The story begins with a conversation between the young boy and his father, who answers the phone in English and then immediately after hanging up, falls back into Pidgin for several paragraphs of dialogue. The father had been asked to join the teacher at school for a conference regarding the young boy's sister. The teacher, Miss Owens, is one of the "haoles", as the father calls the people who "Think they so holier-than-thou with their fast-talking mouth and everybody mo' brown than them is dirt under their feet." The main purpose of the dialogue is to establish the style and perspective of the culture seen in the household of the young boy, especially in contrast to that of the religious school teacher--although this contrast is primarily established in the beginning through the opinions of the father and the young boy, who narrates this story. As the conversation goes on, the young boy knows his father is just angry because he is recalling past experiences, so he begins to try at convincing his father that "not all haoles [are] haoles". Yet the hatred of the teacher (both ways, it seems) is reaffirmed in the young boys mind in exaggerated comments, like one about what she would do to him in retaliation for swearing earlier: "For that, I know I would've been sent headfirst into the kitchen counter. Why didn't she tell? She's saving it to make the effect greater when she meets with Poppy in person."

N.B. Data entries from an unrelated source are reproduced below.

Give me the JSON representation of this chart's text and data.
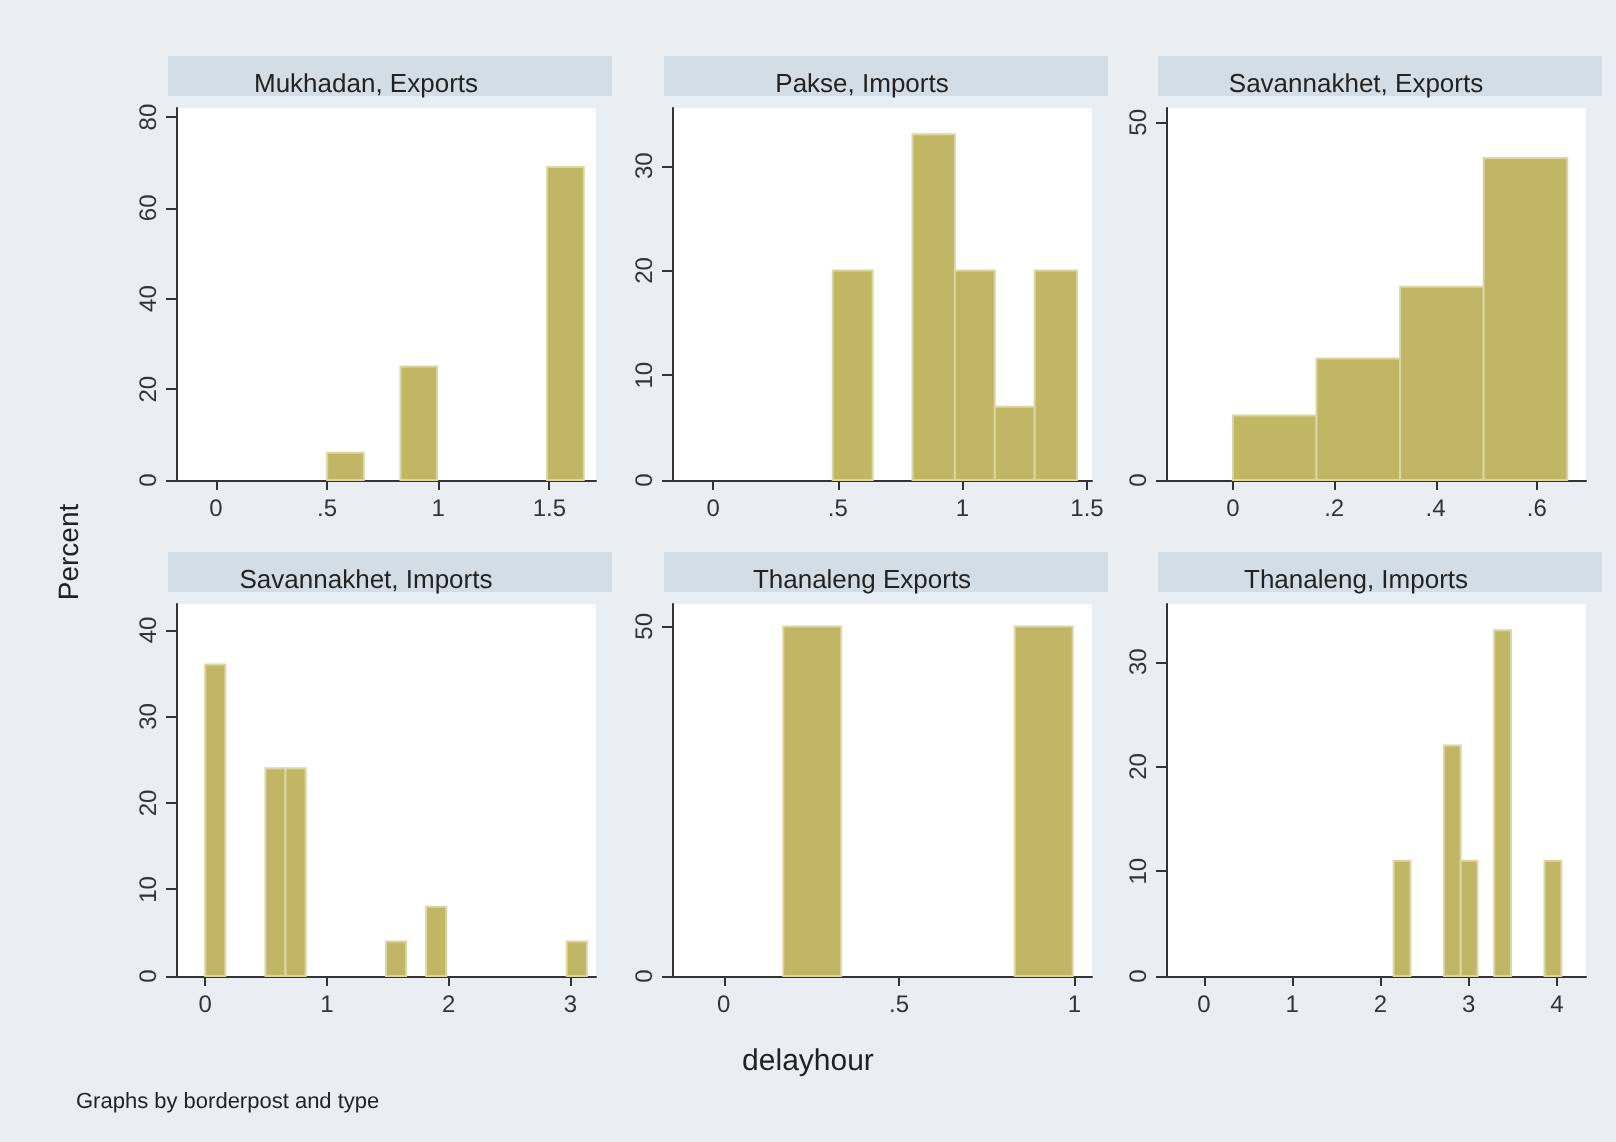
{
  "chart_data": [
    {
      "type": "histogram",
      "title": "Mukhadan, Exports",
      "ylabel": "Percent",
      "color": "#c0b663",
      "bins": [
        0.5,
        0.665,
        0.83,
        0.995,
        1.16,
        1.325,
        1.49,
        1.655
      ],
      "values": [
        6,
        0,
        25,
        0,
        0,
        0,
        69
      ],
      "xlim": [
        -0.18,
        1.71
      ],
      "xticks": [
        0,
        {
          "value": 0.5,
          "label": ".5"
        },
        1,
        1.5
      ],
      "ylim": [
        0,
        82
      ],
      "yticks": [
        0,
        20,
        40,
        60,
        80
      ],
      "grid": false
    },
    {
      "type": "histogram",
      "title": "Pakse, Imports",
      "color": "#c0b663",
      "bins": [
        0.48,
        0.64,
        0.8,
        0.97,
        1.13,
        1.29,
        1.46
      ],
      "values": [
        20,
        0,
        33,
        20,
        7,
        20
      ],
      "xlim": [
        -0.165,
        1.52
      ],
      "xticks": [
        0,
        {
          "value": 0.5,
          "label": ".5"
        },
        1,
        1.5
      ],
      "ylim": [
        0,
        35.5
      ],
      "yticks": [
        0,
        10,
        20,
        30
      ],
      "grid": false
    },
    {
      "type": "histogram",
      "title": "Savannakhet, Exports",
      "color": "#c0b663",
      "bins": [
        0,
        0.165,
        0.33,
        0.495,
        0.66
      ],
      "values": [
        9,
        17,
        27,
        45
      ],
      "xlim": [
        -0.132,
        0.697
      ],
      "xticks": [
        0,
        {
          "value": 0.2,
          "label": ".2"
        },
        {
          "value": 0.4,
          "label": ".4"
        },
        {
          "value": 0.6,
          "label": ".6"
        }
      ],
      "ylim": [
        0,
        52
      ],
      "yticks": [
        0,
        50
      ],
      "grid": false
    },
    {
      "type": "histogram",
      "title": "Savannakhet, Imports",
      "annotations": [
        "Graphs by borderpost and type"
      ],
      "color": "#c0b663",
      "bins": [
        0,
        0.165,
        0.33,
        0.495,
        0.66,
        0.825,
        0.99,
        1.155,
        1.32,
        1.485,
        1.65,
        1.815,
        1.98,
        2.145,
        2.31,
        2.475,
        2.64,
        2.805,
        2.97,
        3.135
      ],
      "values": [
        36,
        0,
        0,
        24,
        24,
        0,
        0,
        0,
        0,
        4,
        0,
        8,
        0,
        0,
        0,
        0,
        0,
        0,
        4
      ],
      "xlim": [
        -0.24,
        3.21
      ],
      "xticks": [
        0,
        1,
        2,
        3
      ],
      "ylim": [
        0,
        43
      ],
      "yticks": [
        0,
        10,
        20,
        30,
        40
      ],
      "grid": false
    },
    {
      "type": "histogram",
      "title": "Thanaleng Exports",
      "xlabel": "delayhour",
      "color": "#c0b663",
      "bins": [
        0.17,
        0.335,
        0.5,
        0.665,
        0.83,
        0.995
      ],
      "values": [
        50,
        0,
        0,
        0,
        50
      ],
      "xlim": [
        -0.147,
        1.05
      ],
      "xticks": [
        0,
        {
          "value": 0.5,
          "label": ".5"
        },
        1
      ],
      "ylim": [
        0,
        53.2
      ],
      "yticks": [
        0,
        50
      ],
      "grid": false
    },
    {
      "type": "histogram",
      "title": "Thanaleng, Imports",
      "color": "#c0b663",
      "bins": [
        2.15,
        2.34,
        2.53,
        2.72,
        2.91,
        3.1,
        3.29,
        3.48,
        3.67,
        3.86,
        4.05
      ],
      "values": [
        11,
        0,
        0,
        22,
        11,
        0,
        33,
        0,
        0,
        11
      ],
      "xlim": [
        -0.43,
        4.33
      ],
      "xticks": [
        0,
        1,
        2,
        3,
        4
      ],
      "ylim": [
        0,
        35.5
      ],
      "yticks": [
        0,
        10,
        20,
        30
      ],
      "grid": false
    }
  ]
}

Eventually, his "Poppy"(father) tells him that he is going to have to go to the conference in his place. Ivah, the young boy, proceeds the next day to the school and meets with the teacher. Whether it was seen this way from Ivah's perspective or simply was this way, the teacher treats him very poorly, questioning him alongside pointed comments. She mentions his sisters muteness not allowing her to ask to go to the bathroom, leading to accidents. "My [class]room smells like a janitor's nightmare", she comments to the young boy. The choice of words on part of the teacher and her comments, alongside Ivah's insightful narration as to what was behind the teacher's dialogue, paints the teacher as quite an inconsiderate person. She seems to fit well the description that Ivah's father gave on the "haoles".
By the end of the story, the rhetoric in general pictures Ivah and his family as innocent victims of a bias on part of the school employees.